Long, sexy tails not a drag on male hummingbirds

A red-billed streamertail from Jamaica. The elongated tail feathers are the next
A red-billed streamertail from Jamaica. The elongated tail feathers are the next-to-outermost pair. In most other long-tailed birds, the outer pair are elongated.
An Anna's hummingbird outfitted with two long feathers from the Jamaican red-billed streamertail, a hummingbird that naturally sports two 19-cm long tail feathers. (Christopher Clark/UC Berkeley) BERKELEY — The long tails sported by many male birds in the tropics look like they're a drag to carry around and a distinct disadvantage when fleeing predators, but experiments by University of California, Berkeley, biologists shows that they exact only a minimal cost in speed or energy – at least in hummingbirds. "We estimate that having a long tail increases a bird's daily metabolic costs by 1 to 3 percent, which means the bird has to visit 1 to 3 percent more flowers in its territory," said Christopher J. Clark, a graduate student in UC Berkeley's Department of Integrative Biology. "Is that a lot? It's hard to say, but we argue that it's not, especially when compared to the costs of things like molting and migration." Clark and Robert Dudley, UC Berkeley professor of integrative biology, report the results of their study in the March issue of the journal Proceedings of the Royal Society B, which appeared online this week.

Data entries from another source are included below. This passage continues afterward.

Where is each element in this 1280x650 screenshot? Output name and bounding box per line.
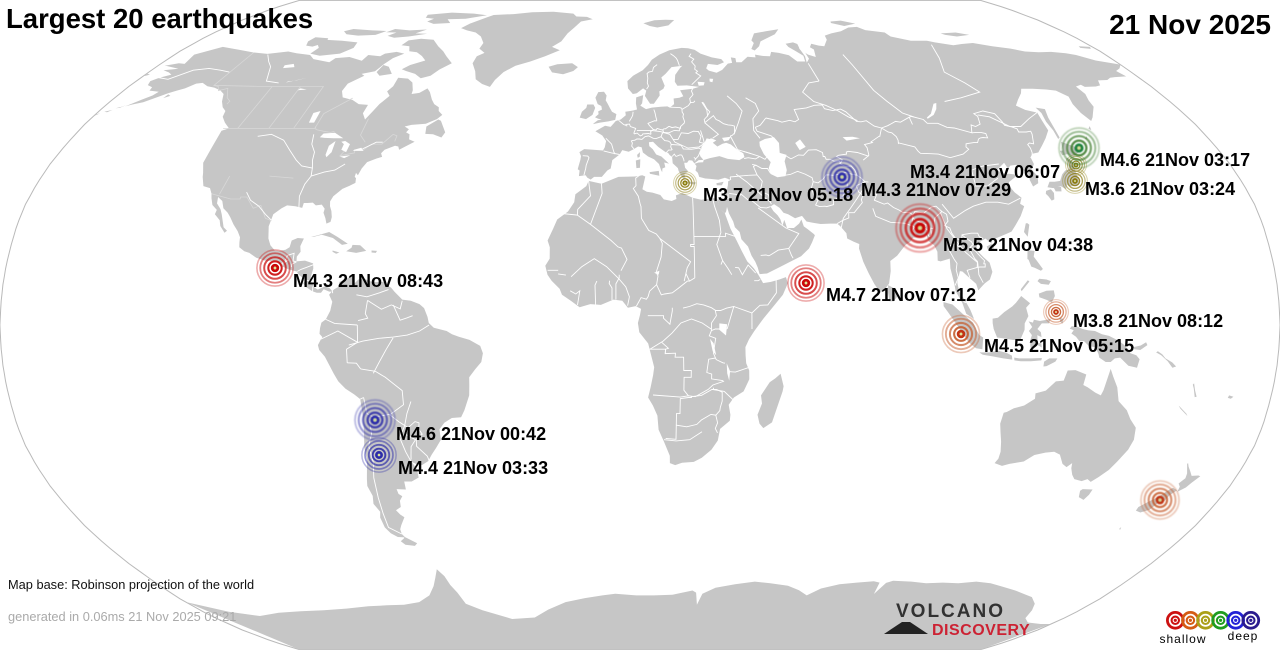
svg-text:VOLCANO: VOLCANO: [896, 601, 1005, 622]
svg-text:M4.4 21Nov 03:33: M4.4 21Nov 03:33: [398, 458, 548, 478]
svg-text:M5.5 21Nov 04:38: M5.5 21Nov 04:38: [943, 235, 1093, 255]
svg-text:DISCOVERY: DISCOVERY: [932, 622, 1030, 639]
svg-text:M3.7 21Nov 05:18: M3.7 21Nov 05:18: [703, 185, 853, 205]
svg-text:M3.4 21Nov 06:07: M3.4 21Nov 06:07: [910, 162, 1060, 182]
svg-text:M4.5 21Nov 05:15: M4.5 21Nov 05:15: [984, 336, 1134, 356]
svg-text:M4.3 21Nov 07:29: M4.3 21Nov 07:29: [861, 180, 1011, 200]
svg-text:M4.6 21Nov 03:17: M4.6 21Nov 03:17: [1100, 150, 1250, 170]
svg-text:M4.3 21Nov 08:43: M4.3 21Nov 08:43: [293, 271, 443, 291]
svg-text:M4.7 21Nov 07:12: M4.7 21Nov 07:12: [826, 285, 976, 305]
svg-text:M3.6 21Nov 03:24: M3.6 21Nov 03:24: [1085, 179, 1235, 199]
svg-text:M4.6 21Nov 00:42: M4.6 21Nov 00:42: [396, 424, 546, 444]
svg-text:M3.8 21Nov 08:12: M3.8 21Nov 08:12: [1073, 311, 1223, 331]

Male birds of numerous species have evolved elaborate colors and decorations to attract females, many of them involving tail feathers. The peacock's eye-popping display, the broad, gauzy tail of the male lyre bird and the two-foot-long, iridescent green tail of the quetzal are but three examples. Some biologists have made computer models of elongated tails, like those of the Jamaican red-billed streamertail hummingbird, the scissor-tail hummingbird or the marvelous spatuletail hummingbird, and have predicted as much as a 50 percent greater energy cost when flying with a long tail.